京都 三条大橋「土下座像」の正体は? 実は土下座ではなかった尊皇思想家・高山彦九郎の忠義心【後編】 (2/3ページ)
旅は学びと伝達の営みでもあったのです。
久留米での最期1793年(寛政5年)、九州を巡っていた彦九郎は久留米の医師・森嘉膳宅に滞在していました。6月27日の夜、突然自刃し、翌日息を引き取りました。46歳の生涯でした。
辞世には「朽はてて身は土となり墓なくも心は国を守らんものを」とあります。死の理由については定かではありません。自ら「狂気」と答えた記録が残る一方で、薩摩説得の失敗や幕府の監視を苦にしたとも言われます。いずれにせよ、彼は「志に殉じた人」として語られることになりました。
死後の評価遺体は久留米の遍照院に葬られました。1869年(明治2年)、子孫に三人扶持が与えられ、1878年(明治11年)には正四位が追贈されています。郷里には高山神社が創建され、1996年(平成8年)には記念館も開館しました。

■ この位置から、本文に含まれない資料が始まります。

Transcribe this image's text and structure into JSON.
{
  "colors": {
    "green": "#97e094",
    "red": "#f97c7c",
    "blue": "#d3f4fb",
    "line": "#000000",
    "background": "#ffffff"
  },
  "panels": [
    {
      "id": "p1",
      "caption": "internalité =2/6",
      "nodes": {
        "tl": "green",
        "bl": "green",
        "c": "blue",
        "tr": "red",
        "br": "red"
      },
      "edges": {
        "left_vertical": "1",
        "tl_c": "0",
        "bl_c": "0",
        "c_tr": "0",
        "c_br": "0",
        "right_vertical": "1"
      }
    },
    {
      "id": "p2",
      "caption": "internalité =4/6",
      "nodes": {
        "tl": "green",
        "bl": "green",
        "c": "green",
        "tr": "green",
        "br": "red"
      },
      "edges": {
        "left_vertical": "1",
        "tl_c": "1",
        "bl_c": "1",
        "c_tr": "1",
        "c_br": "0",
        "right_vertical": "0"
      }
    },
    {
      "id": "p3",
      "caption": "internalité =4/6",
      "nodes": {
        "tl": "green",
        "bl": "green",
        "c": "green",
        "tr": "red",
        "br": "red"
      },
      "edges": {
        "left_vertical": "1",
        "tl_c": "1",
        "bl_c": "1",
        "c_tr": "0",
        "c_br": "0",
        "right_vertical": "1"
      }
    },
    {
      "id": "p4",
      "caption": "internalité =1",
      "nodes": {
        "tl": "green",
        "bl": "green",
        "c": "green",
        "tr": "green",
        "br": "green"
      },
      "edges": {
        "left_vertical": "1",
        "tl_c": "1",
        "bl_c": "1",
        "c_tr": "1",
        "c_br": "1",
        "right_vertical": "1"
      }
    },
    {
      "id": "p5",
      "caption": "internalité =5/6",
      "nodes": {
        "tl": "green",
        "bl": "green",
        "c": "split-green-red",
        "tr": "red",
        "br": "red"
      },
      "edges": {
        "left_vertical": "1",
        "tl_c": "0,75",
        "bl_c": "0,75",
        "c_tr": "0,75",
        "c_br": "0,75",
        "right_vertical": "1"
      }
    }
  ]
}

三条大橋に建てられた銅像は、戦時中に供出されましたが、1961年(昭和36年)に再建され、現在に至ります。通称「土下座像」と呼ばれますが、本来は天皇への敬意を形にした「望拝」の姿です。
伊勢崎藩家老、関睡峒による高山彦九郎の肖像画 新井雀里 編『高山芳躅誌』
高山彦九郎は、もともと身分の高い武士ではありませんでした。薩摩や長州のような大藩の志士たちに比べれば、彼は群馬の一郷士の出身にすぎません。しかし彼はそれを言い訳にせず、ただ「天皇に忠義を尽くす」という信念を胸に、北は津軽、南は鹿児島まで、ひたすら歩き続けました。
道中で見聞きしたことを細かく日記に書き留め、社寺の姿や農民の暮らし、飢饉に苦しむ人びとの現実を克明に記しました。